Quand la liste s’impose

Les commentaires sur cette activité montrent qu’en général il ne s’agit pas d’une pratique systématique. Le recours à la liste s’impose dans deux cas majeurs : quand les courses se multiplient ; quand on se voit confier des courses par d’autres personnes.

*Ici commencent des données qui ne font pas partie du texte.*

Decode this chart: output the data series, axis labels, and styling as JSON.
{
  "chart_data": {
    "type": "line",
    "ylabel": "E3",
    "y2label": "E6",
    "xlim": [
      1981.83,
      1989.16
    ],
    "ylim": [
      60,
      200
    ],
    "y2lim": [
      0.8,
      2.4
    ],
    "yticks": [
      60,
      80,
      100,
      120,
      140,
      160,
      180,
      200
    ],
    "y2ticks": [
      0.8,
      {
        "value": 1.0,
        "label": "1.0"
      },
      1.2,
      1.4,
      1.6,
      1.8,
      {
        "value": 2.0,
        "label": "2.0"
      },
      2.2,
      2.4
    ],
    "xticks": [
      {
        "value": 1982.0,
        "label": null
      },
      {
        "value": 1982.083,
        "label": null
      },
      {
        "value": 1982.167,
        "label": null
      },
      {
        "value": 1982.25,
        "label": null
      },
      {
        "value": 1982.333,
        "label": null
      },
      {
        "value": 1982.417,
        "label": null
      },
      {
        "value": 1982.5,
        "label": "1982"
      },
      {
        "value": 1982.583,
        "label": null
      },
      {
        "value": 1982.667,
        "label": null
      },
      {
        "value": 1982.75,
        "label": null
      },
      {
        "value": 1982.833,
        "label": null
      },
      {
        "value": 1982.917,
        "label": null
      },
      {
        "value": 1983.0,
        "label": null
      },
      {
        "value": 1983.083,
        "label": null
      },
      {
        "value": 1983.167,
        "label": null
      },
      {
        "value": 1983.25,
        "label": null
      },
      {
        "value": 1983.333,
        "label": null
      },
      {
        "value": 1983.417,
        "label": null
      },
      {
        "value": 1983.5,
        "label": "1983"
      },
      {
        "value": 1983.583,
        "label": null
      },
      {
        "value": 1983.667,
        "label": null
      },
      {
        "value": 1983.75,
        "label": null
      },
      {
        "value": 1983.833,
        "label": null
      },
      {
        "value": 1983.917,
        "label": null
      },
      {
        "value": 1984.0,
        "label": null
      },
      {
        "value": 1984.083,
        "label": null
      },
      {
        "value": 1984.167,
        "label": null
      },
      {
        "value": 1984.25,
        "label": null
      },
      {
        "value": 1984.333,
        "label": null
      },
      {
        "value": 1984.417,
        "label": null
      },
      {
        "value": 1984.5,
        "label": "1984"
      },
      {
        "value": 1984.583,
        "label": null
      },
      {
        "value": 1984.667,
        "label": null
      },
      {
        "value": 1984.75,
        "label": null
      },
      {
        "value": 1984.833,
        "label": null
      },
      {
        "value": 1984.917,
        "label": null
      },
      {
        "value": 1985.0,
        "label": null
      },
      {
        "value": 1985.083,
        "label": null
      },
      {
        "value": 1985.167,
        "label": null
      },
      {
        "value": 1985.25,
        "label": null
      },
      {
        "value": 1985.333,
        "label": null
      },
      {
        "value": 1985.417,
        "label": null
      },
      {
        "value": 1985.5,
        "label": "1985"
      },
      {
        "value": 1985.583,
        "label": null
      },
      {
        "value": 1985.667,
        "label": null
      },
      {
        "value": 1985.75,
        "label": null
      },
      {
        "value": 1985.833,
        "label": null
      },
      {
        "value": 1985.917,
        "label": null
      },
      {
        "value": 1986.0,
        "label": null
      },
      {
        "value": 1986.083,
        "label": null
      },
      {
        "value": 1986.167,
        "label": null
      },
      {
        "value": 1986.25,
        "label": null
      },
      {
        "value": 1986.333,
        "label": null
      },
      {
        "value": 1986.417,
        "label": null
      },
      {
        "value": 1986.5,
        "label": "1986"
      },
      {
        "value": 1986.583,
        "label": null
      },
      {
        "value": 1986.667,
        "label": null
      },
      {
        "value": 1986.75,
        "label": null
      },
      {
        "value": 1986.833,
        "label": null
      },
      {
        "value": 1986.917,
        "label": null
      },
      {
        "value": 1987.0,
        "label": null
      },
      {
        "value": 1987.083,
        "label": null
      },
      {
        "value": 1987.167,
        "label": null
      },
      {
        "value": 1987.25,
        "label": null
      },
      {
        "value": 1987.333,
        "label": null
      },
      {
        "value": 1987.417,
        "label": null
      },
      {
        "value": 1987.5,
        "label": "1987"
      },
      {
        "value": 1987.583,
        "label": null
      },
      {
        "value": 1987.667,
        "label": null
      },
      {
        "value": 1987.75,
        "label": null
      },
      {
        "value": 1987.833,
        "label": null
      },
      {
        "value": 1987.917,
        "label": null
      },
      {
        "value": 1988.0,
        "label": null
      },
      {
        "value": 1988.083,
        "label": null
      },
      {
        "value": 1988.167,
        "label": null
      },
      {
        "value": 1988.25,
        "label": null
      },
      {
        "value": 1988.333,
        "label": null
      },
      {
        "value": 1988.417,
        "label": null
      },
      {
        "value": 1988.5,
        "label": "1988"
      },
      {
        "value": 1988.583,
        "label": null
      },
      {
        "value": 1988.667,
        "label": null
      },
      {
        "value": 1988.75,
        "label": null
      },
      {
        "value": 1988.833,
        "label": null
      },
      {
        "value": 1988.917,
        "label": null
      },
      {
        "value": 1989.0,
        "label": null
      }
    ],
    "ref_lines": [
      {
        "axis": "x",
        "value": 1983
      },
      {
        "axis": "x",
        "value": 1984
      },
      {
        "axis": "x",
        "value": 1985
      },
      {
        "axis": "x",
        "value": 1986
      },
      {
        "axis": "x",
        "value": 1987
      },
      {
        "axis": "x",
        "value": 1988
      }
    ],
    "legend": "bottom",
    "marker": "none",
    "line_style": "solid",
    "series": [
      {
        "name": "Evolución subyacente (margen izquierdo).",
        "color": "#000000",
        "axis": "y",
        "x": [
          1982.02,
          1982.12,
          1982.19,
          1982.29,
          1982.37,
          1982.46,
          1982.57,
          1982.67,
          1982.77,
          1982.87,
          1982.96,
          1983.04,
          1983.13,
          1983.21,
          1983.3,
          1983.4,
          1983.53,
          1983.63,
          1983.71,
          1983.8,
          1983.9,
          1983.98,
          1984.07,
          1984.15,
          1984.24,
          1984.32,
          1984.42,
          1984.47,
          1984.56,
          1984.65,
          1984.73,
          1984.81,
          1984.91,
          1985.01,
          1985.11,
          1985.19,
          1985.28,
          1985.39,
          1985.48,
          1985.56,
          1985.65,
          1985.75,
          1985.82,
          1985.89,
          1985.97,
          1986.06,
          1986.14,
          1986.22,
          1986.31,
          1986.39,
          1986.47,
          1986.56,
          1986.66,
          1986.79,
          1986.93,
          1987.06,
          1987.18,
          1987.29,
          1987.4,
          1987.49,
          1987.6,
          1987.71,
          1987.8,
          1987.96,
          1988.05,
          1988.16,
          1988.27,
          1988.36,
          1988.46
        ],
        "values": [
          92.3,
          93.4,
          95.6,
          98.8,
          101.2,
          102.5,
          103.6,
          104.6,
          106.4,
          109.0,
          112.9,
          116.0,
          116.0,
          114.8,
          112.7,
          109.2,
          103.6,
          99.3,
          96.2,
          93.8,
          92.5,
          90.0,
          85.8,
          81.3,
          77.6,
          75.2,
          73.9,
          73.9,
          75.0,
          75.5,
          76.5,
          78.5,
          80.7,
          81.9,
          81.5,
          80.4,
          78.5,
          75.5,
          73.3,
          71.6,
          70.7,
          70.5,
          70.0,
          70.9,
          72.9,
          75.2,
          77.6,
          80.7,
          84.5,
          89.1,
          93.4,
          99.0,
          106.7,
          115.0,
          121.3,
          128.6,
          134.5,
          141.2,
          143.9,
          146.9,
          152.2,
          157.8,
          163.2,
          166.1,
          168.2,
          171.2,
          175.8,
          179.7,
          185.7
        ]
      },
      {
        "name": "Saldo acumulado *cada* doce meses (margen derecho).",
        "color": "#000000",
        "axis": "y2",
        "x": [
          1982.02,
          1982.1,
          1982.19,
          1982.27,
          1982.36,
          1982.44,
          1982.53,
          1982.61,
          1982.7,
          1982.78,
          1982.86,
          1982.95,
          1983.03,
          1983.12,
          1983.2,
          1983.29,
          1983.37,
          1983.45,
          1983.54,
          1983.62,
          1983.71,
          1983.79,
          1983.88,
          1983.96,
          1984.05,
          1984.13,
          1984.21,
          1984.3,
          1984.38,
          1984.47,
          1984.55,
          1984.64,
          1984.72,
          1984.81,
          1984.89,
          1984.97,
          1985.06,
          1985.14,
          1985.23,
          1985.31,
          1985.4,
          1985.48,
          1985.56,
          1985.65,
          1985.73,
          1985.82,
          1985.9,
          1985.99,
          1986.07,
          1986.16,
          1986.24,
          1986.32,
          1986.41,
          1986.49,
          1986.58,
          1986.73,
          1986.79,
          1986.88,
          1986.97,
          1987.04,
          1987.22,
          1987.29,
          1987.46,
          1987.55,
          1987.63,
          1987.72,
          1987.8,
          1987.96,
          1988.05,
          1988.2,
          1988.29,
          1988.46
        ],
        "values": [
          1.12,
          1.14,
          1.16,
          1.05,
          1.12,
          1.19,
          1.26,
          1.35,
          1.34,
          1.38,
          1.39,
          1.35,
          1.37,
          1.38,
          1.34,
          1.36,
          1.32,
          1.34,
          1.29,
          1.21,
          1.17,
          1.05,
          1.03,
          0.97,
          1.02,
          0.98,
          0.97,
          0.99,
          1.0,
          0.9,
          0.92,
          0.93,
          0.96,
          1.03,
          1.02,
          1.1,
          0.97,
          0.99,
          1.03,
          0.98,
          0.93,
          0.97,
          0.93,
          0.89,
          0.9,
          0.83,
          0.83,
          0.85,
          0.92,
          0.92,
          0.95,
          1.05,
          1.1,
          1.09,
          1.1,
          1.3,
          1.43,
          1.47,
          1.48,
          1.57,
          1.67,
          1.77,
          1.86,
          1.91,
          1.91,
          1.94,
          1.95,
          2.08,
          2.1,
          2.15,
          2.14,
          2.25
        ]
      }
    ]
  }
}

La multiplication des achats entraîne une modification des habitudes qui suppose le recours à l’écrit. Les enquêtés justifient souvent ainsi la confection d’une liste. Ainsi Madou Camara réserve-t-il l’établissement d’une liste à des occasions exceptionnelles, comme la veille d’une des deux grandes fêtes musulmanes où il faut non seulement pourvoir à une alimentation plus riche mais aussi vêtir sa famille :

Int. (explicitant ma question) Quand tu vas à Fana par exemple pour la foire, il faut que je paye ça, que je paye ça... est-ce que tu fais ça souvent ? MC Ah ! Bon, quand je vais à la foire je demande à la femme ce qu’il n’y a pas ici. Bon si je sais que je vais le garder en tête je n’ai pas besoin de l’écrire, ces choses-là... AM Mais est-ce que parfois tu le fais ? MC S’il y a beaucoup de choses à acheter, à l’approche des fêtes de Tabaski là, ah oui ! (K 61).’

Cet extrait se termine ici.